The branches are open seven days a week and staffed by six employees who have retail sales backgrounds, Mr. Long said. They spend a couple hours in the aisles trying to drum up business.

"The idea of going to where the customers are appealed to me," he said. "That doesn't mean all the customers appreciate being approached when they're shopping."

The in-store branches carry a full line of deposit and credit products and attract small-business as well as retail customers, Mr. Long said. To his surprise, they also attract certificate of deposit accounts as well as checking customers.

But some challenges are confronting Mr. Long's plan.

For one, people often aren't aware of the bank's presence. As many as eight out of 10 superstore customers are oblivious of the branches, Mr. Long conceded.

Waxahachie, in northeastern Texas, is one of the markets in which First State opened an in-store branch. George H. Singleton, chief executive officer of the town's only locally owned bank, doesn't consider the branch much of a threat.

"I think you need more than a Wal-Mart store to get the customers you're trying to attract," said Mr. Singleton, whose Citizens National has $120 million of assets.

But Mr. Long is confident that First State's name will get around. Referring to shoppers who don't notice the bank, he grinned and said, "I just look at them as untapped prospects."

More troubling is the expense issue. The costs of building new facilities, hiring up to 400 new employees, and installing new technology have been formidable.

From 1993 to 1996, noninterest expense at First State bank soared 62.2% to $22.9 million, according to figures from Sheshunoff Information Services.

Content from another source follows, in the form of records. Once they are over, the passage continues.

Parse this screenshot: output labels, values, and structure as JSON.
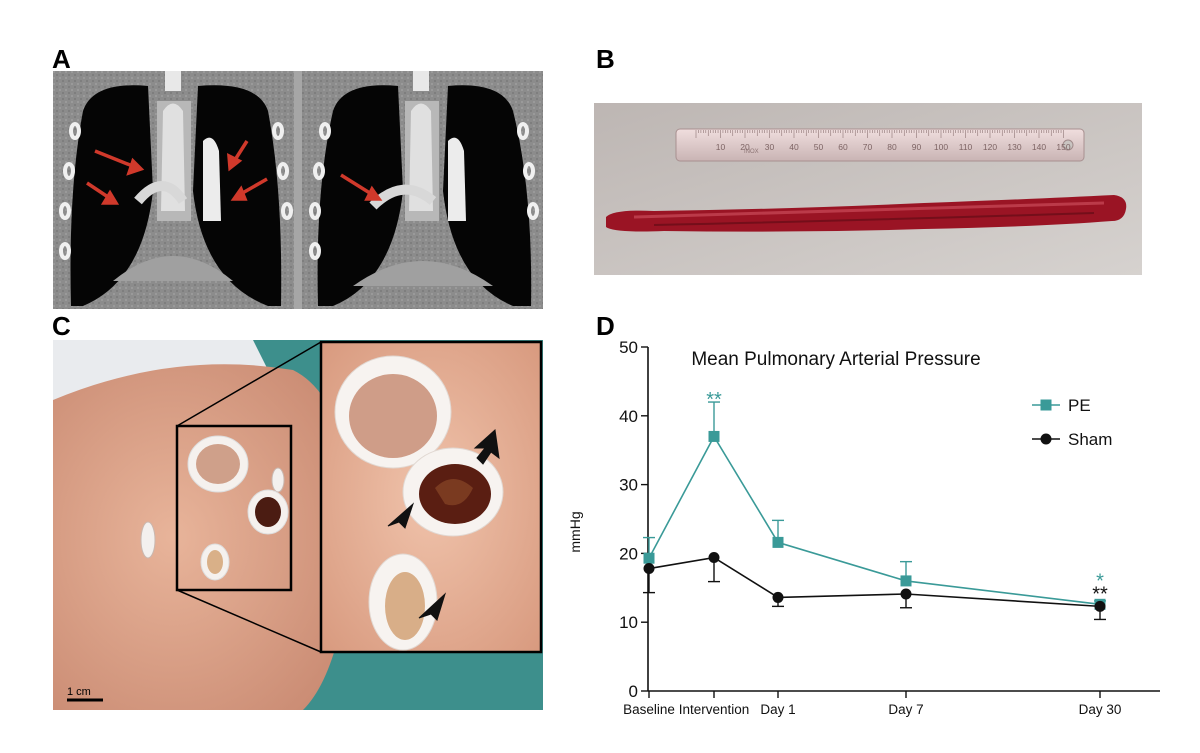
{
  "figure": {
    "panels": {
      "a": {
        "letter": "A"
      },
      "b": {
        "letter": "B"
      },
      "c": {
        "letter": "C",
        "scale_bar_label": "1 cm"
      },
      "d": {
        "letter": "D"
      }
    },
    "ruler_ticks": [
      "10",
      "20",
      "30",
      "40",
      "50",
      "60",
      "70",
      "80",
      "90",
      "100",
      "110",
      "120",
      "130",
      "140",
      "150"
    ],
    "ruler_brand": "INOX"
  },
  "colors": {
    "pe": "#3a9a98",
    "sham": "#111111",
    "clot": "#9a1424",
    "arrow_red": "#d0392b"
  },
  "chart_data": {
    "type": "line",
    "title": "Mean Pulmonary Arterial Pressure",
    "xlabel": "",
    "ylabel": "mmHg",
    "categories": [
      "Baseline",
      "Intervention",
      "Day 1",
      "Day 7",
      "Day 30"
    ],
    "ylim": [
      0,
      50
    ],
    "yticks": [
      "0",
      "10",
      "20",
      "30",
      "40",
      "50"
    ],
    "legend_position": "top-right",
    "series": [
      {
        "name": "PE",
        "marker": "square",
        "values": [
          19.3,
          37.0,
          21.6,
          16.0,
          12.6
        ],
        "error_up": [
          3.0,
          5.0,
          3.2,
          2.8,
          0.5
        ],
        "significance": {
          "1": "**",
          "4": "*"
        }
      },
      {
        "name": "Sham",
        "marker": "circle",
        "values": [
          17.8,
          19.4,
          13.6,
          14.1,
          12.3
        ],
        "error_down": [
          3.5,
          3.5,
          1.3,
          2.0,
          1.9
        ],
        "significance": {
          "4": "**"
        }
      }
    ]
  }
}
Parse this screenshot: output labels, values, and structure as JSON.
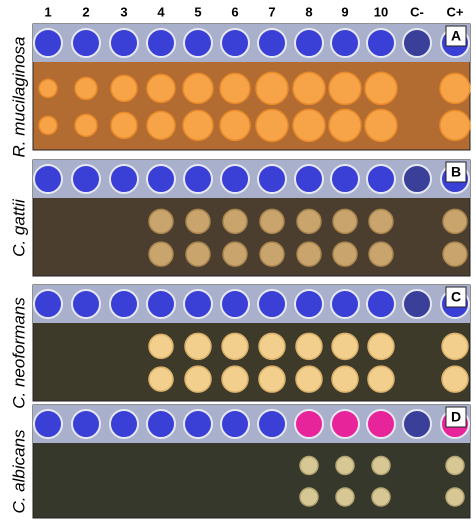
{
  "columns": [
    "1",
    "2",
    "3",
    "4",
    "5",
    "6",
    "7",
    "8",
    "9",
    "10",
    "C-",
    "C+"
  ],
  "panels": [
    {
      "label": "A",
      "organism": "R. mucilaginosa"
    },
    {
      "label": "B",
      "organism": "C. gattii"
    },
    {
      "label": "C",
      "organism": "C. neoformans"
    },
    {
      "label": "D",
      "organism": "C. albicans"
    }
  ]
}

The number of full-time employees doubled in the same period to 389, according to the Austin research firm. Salary and benefits grew from $5.8 million in 1993 to $11.7 million in 1996.

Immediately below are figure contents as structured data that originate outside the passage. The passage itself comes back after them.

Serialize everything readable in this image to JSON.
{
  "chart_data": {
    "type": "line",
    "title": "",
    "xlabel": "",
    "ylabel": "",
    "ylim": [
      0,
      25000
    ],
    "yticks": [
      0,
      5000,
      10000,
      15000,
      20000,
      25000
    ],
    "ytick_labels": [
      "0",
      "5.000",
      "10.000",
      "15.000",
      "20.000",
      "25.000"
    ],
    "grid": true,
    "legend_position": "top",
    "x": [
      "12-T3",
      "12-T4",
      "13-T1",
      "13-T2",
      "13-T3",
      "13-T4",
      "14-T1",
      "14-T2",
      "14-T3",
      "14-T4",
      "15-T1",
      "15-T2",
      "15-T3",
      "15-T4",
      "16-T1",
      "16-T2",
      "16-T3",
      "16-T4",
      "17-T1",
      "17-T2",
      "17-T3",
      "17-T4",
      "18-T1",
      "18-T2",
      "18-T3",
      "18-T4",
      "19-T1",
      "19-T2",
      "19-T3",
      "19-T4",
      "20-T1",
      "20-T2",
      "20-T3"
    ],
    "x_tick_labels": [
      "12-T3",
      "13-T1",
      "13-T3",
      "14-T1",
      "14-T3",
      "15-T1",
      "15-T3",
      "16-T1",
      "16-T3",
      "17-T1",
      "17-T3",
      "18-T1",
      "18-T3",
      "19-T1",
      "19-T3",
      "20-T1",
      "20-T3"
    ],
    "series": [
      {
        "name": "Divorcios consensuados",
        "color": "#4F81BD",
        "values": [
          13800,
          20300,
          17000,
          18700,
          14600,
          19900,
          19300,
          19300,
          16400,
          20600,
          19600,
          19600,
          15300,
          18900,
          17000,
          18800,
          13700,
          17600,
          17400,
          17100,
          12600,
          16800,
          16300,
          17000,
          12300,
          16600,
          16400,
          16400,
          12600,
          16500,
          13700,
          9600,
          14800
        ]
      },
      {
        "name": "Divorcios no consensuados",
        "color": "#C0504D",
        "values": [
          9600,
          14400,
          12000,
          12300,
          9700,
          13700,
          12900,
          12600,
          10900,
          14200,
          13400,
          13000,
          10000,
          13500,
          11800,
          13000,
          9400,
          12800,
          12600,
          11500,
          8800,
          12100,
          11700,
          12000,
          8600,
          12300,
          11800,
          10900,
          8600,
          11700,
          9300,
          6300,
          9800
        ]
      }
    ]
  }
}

"It does concern me, and I am working on that problem," he said.

Mr. Long said he expects to see those ratios improve now that the in- store operations are maturing and gaining efficiencies. Moreover, he said the bank can now grow by $300 million of assets without needing to add new employees.

While Mr. Long's plans are radical, they grow out of his 30 years of banking experience.

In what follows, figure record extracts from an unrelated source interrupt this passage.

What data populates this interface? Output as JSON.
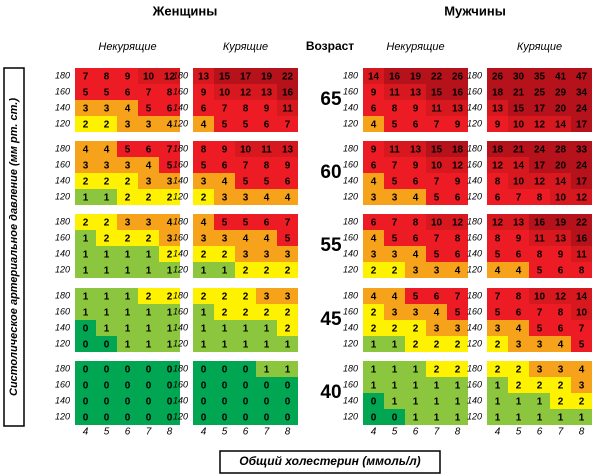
{
  "y_axis_label": "Систолическое артериальное давление (мм рт. ст.)",
  "x_axis_label": "Общий холестерин (ммоль/л)",
  "age_label": "Возраст",
  "ages": [
    65,
    60,
    55,
    45,
    40
  ],
  "bp_levels": [
    180,
    160,
    140,
    120
  ],
  "cholesterol_levels": [
    4,
    5,
    6,
    7,
    8
  ],
  "color_scale": [
    {
      "min": 0,
      "color": "#00a651",
      "text_color": "#ffffff"
    },
    {
      "min": 1,
      "color": "#8cc63f",
      "text_color": "#000000"
    },
    {
      "min": 2,
      "color": "#fff200",
      "text_color": "#000000"
    },
    {
      "min": 3,
      "color": "#f7a21b",
      "text_color": "#000000"
    },
    {
      "min": 5,
      "color": "#ed1c24",
      "text_color": "#000000"
    },
    {
      "min": 10,
      "color": "#d7191f",
      "text_color": "#ffffff"
    },
    {
      "min": 15,
      "color": "#b5121b",
      "text_color": "#ffffff"
    }
  ],
  "groups": [
    {
      "title": "Женщины",
      "panels": [
        {
          "label": "Некурящие",
          "values": [
            [
              [
                7,
                8,
                9,
                10,
                12
              ],
              [
                5,
                5,
                6,
                7,
                8
              ],
              [
                3,
                3,
                4,
                5,
                6
              ],
              [
                2,
                2,
                3,
                3,
                4
              ]
            ],
            [
              [
                4,
                4,
                5,
                6,
                7
              ],
              [
                3,
                3,
                3,
                4,
                5
              ],
              [
                2,
                2,
                2,
                3,
                3
              ],
              [
                1,
                1,
                2,
                2,
                2
              ]
            ],
            [
              [
                2,
                2,
                3,
                3,
                4
              ],
              [
                1,
                2,
                2,
                2,
                3
              ],
              [
                1,
                1,
                1,
                1,
                2
              ],
              [
                1,
                1,
                1,
                1,
                1
              ]
            ],
            [
              [
                1,
                1,
                1,
                2,
                2
              ],
              [
                1,
                1,
                1,
                1,
                1
              ],
              [
                0,
                1,
                1,
                1,
                1
              ],
              [
                0,
                0,
                1,
                1,
                1
              ]
            ],
            [
              [
                0,
                0,
                0,
                0,
                0
              ],
              [
                0,
                0,
                0,
                0,
                0
              ],
              [
                0,
                0,
                0,
                0,
                0
              ],
              [
                0,
                0,
                0,
                0,
                0
              ]
            ]
          ]
        },
        {
          "label": "Курящие",
          "values": [
            [
              [
                13,
                15,
                17,
                19,
                22
              ],
              [
                9,
                10,
                12,
                13,
                16
              ],
              [
                6,
                7,
                8,
                9,
                11
              ],
              [
                4,
                5,
                5,
                6,
                7
              ]
            ],
            [
              [
                8,
                9,
                10,
                11,
                13
              ],
              [
                5,
                6,
                7,
                8,
                9
              ],
              [
                3,
                4,
                5,
                5,
                6
              ],
              [
                2,
                3,
                3,
                4,
                4
              ]
            ],
            [
              [
                4,
                5,
                5,
                6,
                7
              ],
              [
                3,
                3,
                4,
                4,
                5
              ],
              [
                2,
                2,
                3,
                3,
                3
              ],
              [
                1,
                1,
                2,
                2,
                2
              ]
            ],
            [
              [
                2,
                2,
                2,
                3,
                3
              ],
              [
                1,
                2,
                2,
                2,
                2
              ],
              [
                1,
                1,
                1,
                1,
                2
              ],
              [
                1,
                1,
                1,
                1,
                1
              ]
            ],
            [
              [
                0,
                0,
                0,
                1,
                1
              ],
              [
                0,
                0,
                0,
                0,
                0
              ],
              [
                0,
                0,
                0,
                0,
                0
              ],
              [
                0,
                0,
                0,
                0,
                0
              ]
            ]
          ]
        }
      ]
    },
    {
      "title": "Мужчины",
      "panels": [
        {
          "label": "Некурящие",
          "values": [
            [
              [
                14,
                16,
                19,
                22,
                26
              ],
              [
                9,
                11,
                13,
                15,
                16
              ],
              [
                6,
                8,
                9,
                11,
                13
              ],
              [
                4,
                5,
                6,
                7,
                9
              ]
            ],
            [
              [
                9,
                11,
                13,
                15,
                18
              ],
              [
                6,
                7,
                9,
                10,
                12
              ],
              [
                4,
                5,
                6,
                7,
                9
              ],
              [
                3,
                3,
                4,
                5,
                6
              ]
            ],
            [
              [
                6,
                7,
                8,
                10,
                12
              ],
              [
                4,
                5,
                6,
                7,
                8
              ],
              [
                3,
                3,
                4,
                5,
                6
              ],
              [
                2,
                2,
                3,
                3,
                4
              ]
            ],
            [
              [
                4,
                4,
                5,
                6,
                7
              ],
              [
                2,
                3,
                3,
                4,
                5
              ],
              [
                2,
                2,
                2,
                3,
                3
              ],
              [
                1,
                1,
                2,
                2,
                2
              ]
            ],
            [
              [
                1,
                1,
                1,
                2,
                2
              ],
              [
                1,
                1,
                1,
                1,
                1
              ],
              [
                0,
                1,
                1,
                1,
                1
              ],
              [
                0,
                0,
                1,
                1,
                1
              ]
            ]
          ]
        },
        {
          "label": "Курящие",
          "values": [
            [
              [
                26,
                30,
                35,
                41,
                47
              ],
              [
                18,
                21,
                25,
                29,
                34
              ],
              [
                13,
                15,
                17,
                20,
                24
              ],
              [
                9,
                10,
                12,
                14,
                17
              ]
            ],
            [
              [
                18,
                21,
                24,
                28,
                33
              ],
              [
                12,
                14,
                17,
                20,
                24
              ],
              [
                8,
                10,
                12,
                14,
                17
              ],
              [
                6,
                7,
                8,
                10,
                12
              ]
            ],
            [
              [
                12,
                13,
                16,
                19,
                22
              ],
              [
                8,
                9,
                11,
                13,
                16
              ],
              [
                5,
                6,
                8,
                9,
                11
              ],
              [
                4,
                4,
                5,
                6,
                8
              ]
            ],
            [
              [
                7,
                8,
                10,
                12,
                14
              ],
              [
                5,
                6,
                7,
                8,
                10
              ],
              [
                3,
                4,
                5,
                6,
                7
              ],
              [
                2,
                3,
                3,
                4,
                5
              ]
            ],
            [
              [
                2,
                2,
                3,
                3,
                4
              ],
              [
                1,
                2,
                2,
                2,
                3
              ],
              [
                1,
                1,
                1,
                2,
                2
              ],
              [
                1,
                1,
                1,
                1,
                1
              ]
            ]
          ]
        }
      ]
    }
  ]
}
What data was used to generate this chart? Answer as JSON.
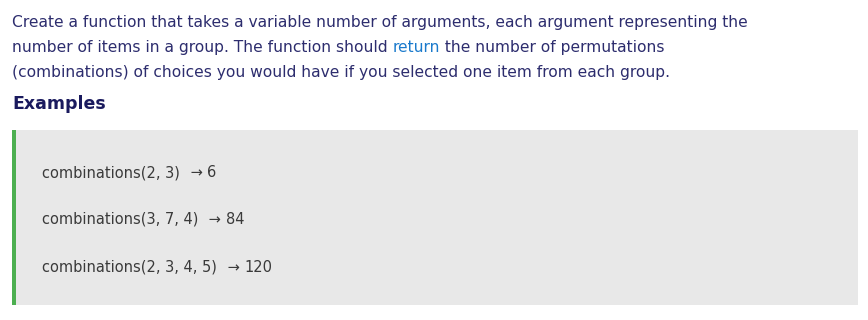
{
  "bg_color": "#ffffff",
  "description_lines": [
    "Create a function that takes a variable number of arguments, each argument representing the",
    "number of items in a group. The function should ",
    "return",
    " the number of permutations",
    "(combinations) of choices you would have if you selected one item from each group."
  ],
  "desc_color": "#2d2d6e",
  "return_color": "#1a7acc",
  "examples_label": "Examples",
  "examples_color": "#1a1a5e",
  "code_bg_color": "#e8e8e8",
  "code_border_color": "#4caf50",
  "code_lines": [
    "combinations(2, 3)",
    "combinations(3, 7, 4)",
    "combinations(2, 3, 4, 5)"
  ],
  "code_color": "#3a3a3a",
  "arrow": "→",
  "arrow_color": "#3a3a3a",
  "results": [
    "6",
    "84",
    "120"
  ],
  "result_color": "#3a3a3a",
  "font_size_desc": 11.2,
  "font_size_examples": 12.5,
  "font_size_code": 10.5
}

The strategy of opening banks near shopping centers has appealed to him since 1968. At the time a banking attorney, he invested in a start-up that was going up near the first in-door mall in the Austin area.

Over the years he acquired a larger stake and the bank grew, eventually becoming First State. Then he took an active role, becoming chief executive officer in 1989, when the Texas economy was going down the tubes.

"The bank was my principal financial asset, and I felt like it was something I needed to do," he said

"Most bankers that you would talk to would probably say I am not a traditional banker," said Mr. Long, a gruff former military police officer who collects art. "I don't have a lot of preconceived ideas about how things work."

But there's one thing he says he's learned from banking: the need to be patient and not expect immediate results. He approached this venture from that point of view.

"You all have to come back in five years to see how it works out," he said.